Wednesday, May 6, 2015

Pronominal, Case, and Verbal Similarities between unrelated languages

It's funny how similar unrelated languages can be. It seems like, as much as there are mechanisms in place to drive languages apart with time, there's also mechanisms in place to bring them closer together. The more different groups communicate, the more similar their languages become (while at the same time distinct from how they used to be).

My instinct is to question how some apparently unrelated systems can come to mirror eachother nearly identically. Do entire pronominal systems, or even nominal declension systems get borrowed from one language to another? One look at Northeast Caucasian, and right away you'll see a system very similar to that of the IndoEuropean languages, but also the Uralic languages. Or maybe they developed independantly, can we know?

Go to the americas, and nearly the entirety of the two continents' languages have deeply embedded similarities. Some say there are 3 main groupings, but most of the "amerind" languages seem quite similar to the EskimoAluet and often the NaDene languages if analyzed in the same way individual Amerind languages were analyzed.

Are languages and their systems really that unanalyzeable and unreconstructible at vast time distances? What if there's enough surviving languages to build more data?

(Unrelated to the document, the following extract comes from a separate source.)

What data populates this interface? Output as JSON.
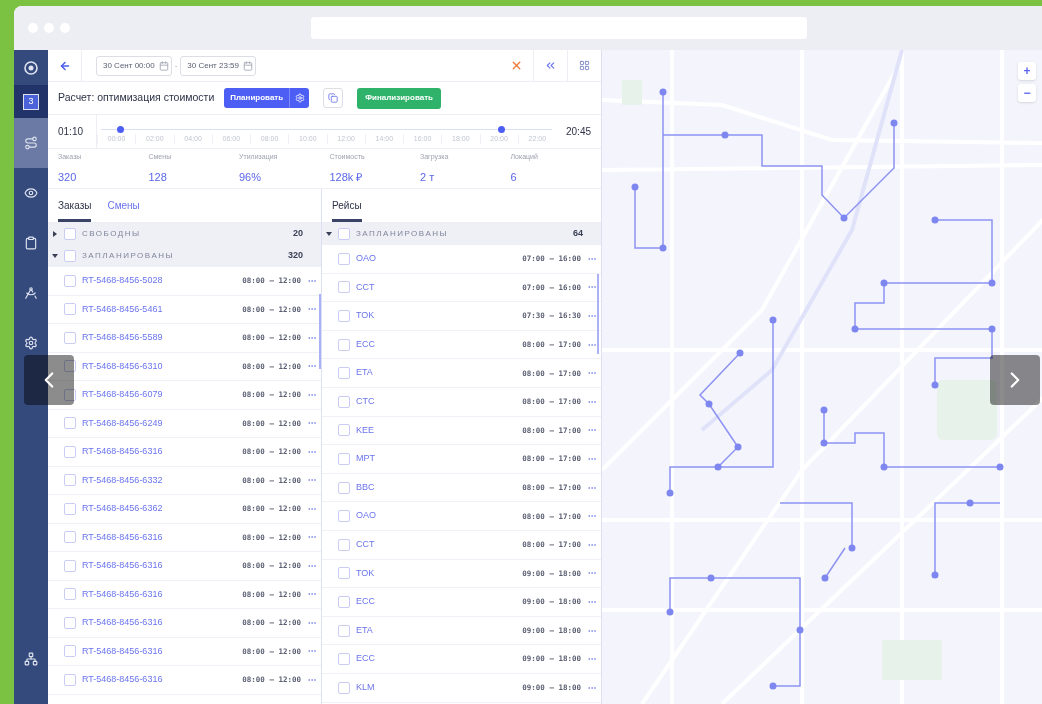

I get that we may never take Burushaski and trace it back to some distant ancestor; being that it's just Burushaski and its many dialects that survive, kinda like Basque.....

But with the IndoEuropean languages, there are so many descendants, that we can reconstruct with a fair bit of confidence ProtoIndoEuropean and at least three major dialects, with hints at how it may have existed internally at a PreProtoIndoEuropean level! Quite astonishing, but probably only possible with the volume of data that exists for that family.